3/3/16: China Services & Composite PMI: February

China Services PMI fell to 51.2 in February, from January’s six-month high of 52.4, pointing to a much slower rate of growth than the historical series average of 55.0. This comes on foot of Manufacturing PMI registering an outright contraction in February, with the rate of reduction quickening to the steepest since September 2015 (details here:

Services PMI 3mo average through February was 51.3, which is basically flat on 51.2 recored in 3mo period through November 2015 and lower than 3mo average through February 2015 (52.4).

Per Markit: “New business growth also slowed across the service sector in February after a solid rise at the start of the year. Furthermore, the latest increase in new orders was weaker than the long-run trend and only modest, with some panellists commenting on relatively subdued client demand. New orders continued to decline at manufacturing companies, and at a slightly quicker rate than at the start of 2016.”

After posting a weak stabilisation in January (at 50.1), the Composite PMI fell to a recessionary level of 49.4 in February, indicating “a renewed fall in total Chinese business activity in February… to signal a marginal rate of contraction.”
 On a 3mo basis, 3mo average through February 2016 was at 49.7, up on 3mo average through November 2015 (49.5) and down on 3mo average through February 2015 (51.2). Again, last six months we saw averages well below historical average (52.9).

Per Markit, “slower increases in both activity and new orders contributed to a weaker expansion of service sector staff numbers in February. Companies that reported higher staff numbers generally mentioned hiring new employees in line with new order growth.
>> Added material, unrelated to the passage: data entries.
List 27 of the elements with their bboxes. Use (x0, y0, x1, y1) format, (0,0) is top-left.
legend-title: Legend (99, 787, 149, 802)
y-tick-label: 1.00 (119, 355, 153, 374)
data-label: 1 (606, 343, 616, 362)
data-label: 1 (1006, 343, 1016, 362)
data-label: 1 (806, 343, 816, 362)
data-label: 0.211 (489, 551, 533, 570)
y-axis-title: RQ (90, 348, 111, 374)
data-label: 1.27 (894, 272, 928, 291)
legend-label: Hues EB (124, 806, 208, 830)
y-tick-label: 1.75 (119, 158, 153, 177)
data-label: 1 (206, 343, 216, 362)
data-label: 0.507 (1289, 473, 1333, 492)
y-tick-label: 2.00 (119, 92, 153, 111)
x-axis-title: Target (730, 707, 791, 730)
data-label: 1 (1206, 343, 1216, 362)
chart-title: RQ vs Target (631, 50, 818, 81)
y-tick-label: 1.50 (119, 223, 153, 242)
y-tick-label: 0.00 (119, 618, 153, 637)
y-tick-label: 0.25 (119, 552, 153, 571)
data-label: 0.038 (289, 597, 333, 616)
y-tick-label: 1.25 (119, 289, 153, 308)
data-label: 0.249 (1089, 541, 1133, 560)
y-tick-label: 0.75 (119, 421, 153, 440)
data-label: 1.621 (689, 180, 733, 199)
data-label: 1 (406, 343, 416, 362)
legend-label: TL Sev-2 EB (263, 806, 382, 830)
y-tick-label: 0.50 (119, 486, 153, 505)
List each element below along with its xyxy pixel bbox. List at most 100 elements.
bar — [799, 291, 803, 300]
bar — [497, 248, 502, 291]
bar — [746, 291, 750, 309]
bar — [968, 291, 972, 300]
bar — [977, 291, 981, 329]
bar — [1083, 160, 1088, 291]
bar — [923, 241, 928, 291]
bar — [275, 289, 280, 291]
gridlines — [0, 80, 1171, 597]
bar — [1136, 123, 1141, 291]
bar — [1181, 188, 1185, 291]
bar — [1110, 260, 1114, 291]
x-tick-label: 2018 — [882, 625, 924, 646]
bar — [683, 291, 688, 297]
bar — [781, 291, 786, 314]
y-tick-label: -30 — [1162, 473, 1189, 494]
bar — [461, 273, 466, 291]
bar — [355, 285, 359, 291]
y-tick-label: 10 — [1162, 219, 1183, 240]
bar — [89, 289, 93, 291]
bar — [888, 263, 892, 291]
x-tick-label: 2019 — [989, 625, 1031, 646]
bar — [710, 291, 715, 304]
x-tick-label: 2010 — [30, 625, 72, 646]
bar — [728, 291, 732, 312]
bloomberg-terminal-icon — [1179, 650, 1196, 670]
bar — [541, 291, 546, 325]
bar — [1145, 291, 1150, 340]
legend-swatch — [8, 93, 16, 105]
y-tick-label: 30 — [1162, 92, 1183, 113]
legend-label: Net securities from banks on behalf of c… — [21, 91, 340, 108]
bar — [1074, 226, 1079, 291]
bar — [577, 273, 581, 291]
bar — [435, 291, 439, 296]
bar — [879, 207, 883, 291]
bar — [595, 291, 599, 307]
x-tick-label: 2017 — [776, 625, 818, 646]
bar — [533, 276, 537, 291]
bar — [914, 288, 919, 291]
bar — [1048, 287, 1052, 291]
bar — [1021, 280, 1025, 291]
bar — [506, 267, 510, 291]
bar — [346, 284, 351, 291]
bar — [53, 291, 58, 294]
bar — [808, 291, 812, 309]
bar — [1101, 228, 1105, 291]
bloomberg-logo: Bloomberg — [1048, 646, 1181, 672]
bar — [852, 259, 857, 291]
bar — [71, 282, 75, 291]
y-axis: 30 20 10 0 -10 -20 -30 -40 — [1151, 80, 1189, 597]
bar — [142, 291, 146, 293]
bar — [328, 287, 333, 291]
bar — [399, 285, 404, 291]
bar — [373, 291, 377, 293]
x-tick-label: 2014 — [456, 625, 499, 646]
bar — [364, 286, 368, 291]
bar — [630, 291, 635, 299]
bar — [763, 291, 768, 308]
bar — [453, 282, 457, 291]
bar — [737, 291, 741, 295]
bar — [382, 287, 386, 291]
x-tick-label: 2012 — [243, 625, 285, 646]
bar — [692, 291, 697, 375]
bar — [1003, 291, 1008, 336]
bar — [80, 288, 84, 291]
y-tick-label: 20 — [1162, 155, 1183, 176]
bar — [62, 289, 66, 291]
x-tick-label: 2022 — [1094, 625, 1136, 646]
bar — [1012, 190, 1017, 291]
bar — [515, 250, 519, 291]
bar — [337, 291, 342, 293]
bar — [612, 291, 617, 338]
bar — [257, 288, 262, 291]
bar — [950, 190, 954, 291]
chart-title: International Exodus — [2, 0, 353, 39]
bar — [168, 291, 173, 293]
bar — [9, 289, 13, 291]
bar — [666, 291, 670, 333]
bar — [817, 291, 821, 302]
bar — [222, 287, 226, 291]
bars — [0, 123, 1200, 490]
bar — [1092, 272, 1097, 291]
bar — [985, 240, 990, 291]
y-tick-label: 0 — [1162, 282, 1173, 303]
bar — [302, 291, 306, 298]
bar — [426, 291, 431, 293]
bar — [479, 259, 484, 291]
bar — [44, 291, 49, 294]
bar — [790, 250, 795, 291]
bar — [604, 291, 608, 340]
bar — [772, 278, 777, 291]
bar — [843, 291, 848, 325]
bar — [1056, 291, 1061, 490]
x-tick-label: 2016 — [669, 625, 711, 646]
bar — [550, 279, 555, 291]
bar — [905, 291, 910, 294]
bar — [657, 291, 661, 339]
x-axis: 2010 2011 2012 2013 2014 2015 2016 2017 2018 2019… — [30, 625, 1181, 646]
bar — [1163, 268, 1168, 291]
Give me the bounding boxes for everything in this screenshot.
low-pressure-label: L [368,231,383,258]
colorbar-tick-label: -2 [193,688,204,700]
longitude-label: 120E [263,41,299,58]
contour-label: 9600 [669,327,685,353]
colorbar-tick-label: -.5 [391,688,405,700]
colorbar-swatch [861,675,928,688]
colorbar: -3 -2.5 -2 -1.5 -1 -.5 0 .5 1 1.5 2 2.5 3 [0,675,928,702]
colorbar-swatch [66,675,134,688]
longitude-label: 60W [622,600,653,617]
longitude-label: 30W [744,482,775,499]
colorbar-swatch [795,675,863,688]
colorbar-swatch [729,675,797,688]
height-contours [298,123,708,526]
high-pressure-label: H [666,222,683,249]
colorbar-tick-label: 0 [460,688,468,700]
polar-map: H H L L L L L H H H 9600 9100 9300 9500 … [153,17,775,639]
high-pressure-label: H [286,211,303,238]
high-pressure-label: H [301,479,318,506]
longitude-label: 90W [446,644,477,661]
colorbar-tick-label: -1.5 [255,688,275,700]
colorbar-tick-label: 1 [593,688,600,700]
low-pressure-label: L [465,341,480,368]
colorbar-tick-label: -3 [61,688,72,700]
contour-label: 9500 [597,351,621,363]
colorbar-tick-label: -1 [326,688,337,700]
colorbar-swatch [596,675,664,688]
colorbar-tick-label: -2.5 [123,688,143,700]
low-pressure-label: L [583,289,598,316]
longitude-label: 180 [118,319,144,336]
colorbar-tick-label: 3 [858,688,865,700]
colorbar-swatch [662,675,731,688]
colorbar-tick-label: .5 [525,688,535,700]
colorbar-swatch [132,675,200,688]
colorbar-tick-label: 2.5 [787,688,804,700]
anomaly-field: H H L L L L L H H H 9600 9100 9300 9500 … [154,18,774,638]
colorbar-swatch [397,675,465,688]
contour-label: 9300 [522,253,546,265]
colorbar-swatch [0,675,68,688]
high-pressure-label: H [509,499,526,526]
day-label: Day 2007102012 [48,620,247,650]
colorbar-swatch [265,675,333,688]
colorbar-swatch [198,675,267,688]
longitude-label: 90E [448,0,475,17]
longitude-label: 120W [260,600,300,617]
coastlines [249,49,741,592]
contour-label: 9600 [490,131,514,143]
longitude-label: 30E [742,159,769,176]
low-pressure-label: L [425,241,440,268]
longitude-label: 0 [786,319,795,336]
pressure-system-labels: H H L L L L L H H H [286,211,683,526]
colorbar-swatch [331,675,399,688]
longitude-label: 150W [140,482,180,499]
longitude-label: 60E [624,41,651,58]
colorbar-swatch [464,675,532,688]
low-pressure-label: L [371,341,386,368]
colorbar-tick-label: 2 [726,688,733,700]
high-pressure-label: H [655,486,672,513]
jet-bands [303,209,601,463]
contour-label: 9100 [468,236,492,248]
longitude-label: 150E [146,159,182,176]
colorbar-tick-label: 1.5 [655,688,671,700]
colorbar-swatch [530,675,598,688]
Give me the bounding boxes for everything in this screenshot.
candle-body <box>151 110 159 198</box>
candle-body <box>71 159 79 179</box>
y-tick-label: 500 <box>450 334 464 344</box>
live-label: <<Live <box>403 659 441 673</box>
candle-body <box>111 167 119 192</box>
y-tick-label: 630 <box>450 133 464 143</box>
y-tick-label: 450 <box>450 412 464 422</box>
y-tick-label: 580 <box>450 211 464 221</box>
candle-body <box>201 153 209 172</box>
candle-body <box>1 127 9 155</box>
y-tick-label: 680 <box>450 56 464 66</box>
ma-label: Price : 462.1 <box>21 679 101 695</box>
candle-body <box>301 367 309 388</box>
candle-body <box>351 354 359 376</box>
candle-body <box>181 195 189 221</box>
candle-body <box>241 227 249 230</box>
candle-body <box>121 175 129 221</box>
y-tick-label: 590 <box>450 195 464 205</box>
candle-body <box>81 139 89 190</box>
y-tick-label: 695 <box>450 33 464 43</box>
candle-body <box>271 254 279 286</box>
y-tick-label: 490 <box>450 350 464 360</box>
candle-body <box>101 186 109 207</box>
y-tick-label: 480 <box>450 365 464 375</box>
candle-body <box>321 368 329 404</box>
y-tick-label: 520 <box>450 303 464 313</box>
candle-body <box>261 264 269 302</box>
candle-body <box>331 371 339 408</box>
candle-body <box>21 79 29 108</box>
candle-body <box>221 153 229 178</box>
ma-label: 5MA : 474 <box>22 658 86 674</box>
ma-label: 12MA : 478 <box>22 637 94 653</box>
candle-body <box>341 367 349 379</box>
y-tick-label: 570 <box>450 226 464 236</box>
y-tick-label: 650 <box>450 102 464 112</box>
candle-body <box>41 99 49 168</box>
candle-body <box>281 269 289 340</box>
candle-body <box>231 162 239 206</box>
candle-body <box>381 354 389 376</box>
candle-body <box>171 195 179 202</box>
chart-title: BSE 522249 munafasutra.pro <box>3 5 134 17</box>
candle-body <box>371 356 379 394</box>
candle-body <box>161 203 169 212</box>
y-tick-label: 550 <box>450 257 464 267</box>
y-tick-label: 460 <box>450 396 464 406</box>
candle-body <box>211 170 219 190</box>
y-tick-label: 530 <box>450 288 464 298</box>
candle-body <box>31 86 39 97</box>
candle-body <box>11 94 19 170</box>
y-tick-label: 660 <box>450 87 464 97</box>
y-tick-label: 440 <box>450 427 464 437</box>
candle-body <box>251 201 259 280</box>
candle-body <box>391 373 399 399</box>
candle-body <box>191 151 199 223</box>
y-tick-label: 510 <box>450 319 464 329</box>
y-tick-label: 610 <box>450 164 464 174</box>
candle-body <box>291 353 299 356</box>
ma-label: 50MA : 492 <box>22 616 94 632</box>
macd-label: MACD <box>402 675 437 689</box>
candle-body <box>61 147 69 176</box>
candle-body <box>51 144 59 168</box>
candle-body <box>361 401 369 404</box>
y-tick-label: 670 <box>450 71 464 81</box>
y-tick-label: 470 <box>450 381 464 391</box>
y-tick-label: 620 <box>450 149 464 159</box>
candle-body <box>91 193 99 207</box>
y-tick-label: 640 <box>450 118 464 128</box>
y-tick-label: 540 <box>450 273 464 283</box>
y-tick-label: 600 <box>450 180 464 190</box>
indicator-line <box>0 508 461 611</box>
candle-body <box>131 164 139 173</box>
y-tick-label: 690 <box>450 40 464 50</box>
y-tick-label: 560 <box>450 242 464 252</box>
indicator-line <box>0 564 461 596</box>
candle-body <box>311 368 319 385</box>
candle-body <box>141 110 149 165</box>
Job shedding meanwhile intensified across the manufacturing sector in February, with the latest decline in workforce numbers the sharpest since January 2009. As a result, composite employment fell at a rate that, though modest, was the quickest in six months.”

This clearly signals that troubles are not over for Chinese economy and also suggests that currently projected rates of growth for the world’s second largest economy are way off the mark. Composite PMIs have now posted sub-zero growth signals in five out of the last seven months, with one other month reading being basically consistent with zero growth. On a Composite indicator basis, China is now the second weakest economy in the BRIC group after Brazil, with Russia overtaking itm having posted a composite index reading of 50.6 in February. Over the last 12 months, the same situation prevailed in July-September 2015, and in November 2015 the two countries were tied for the second worst performance reading.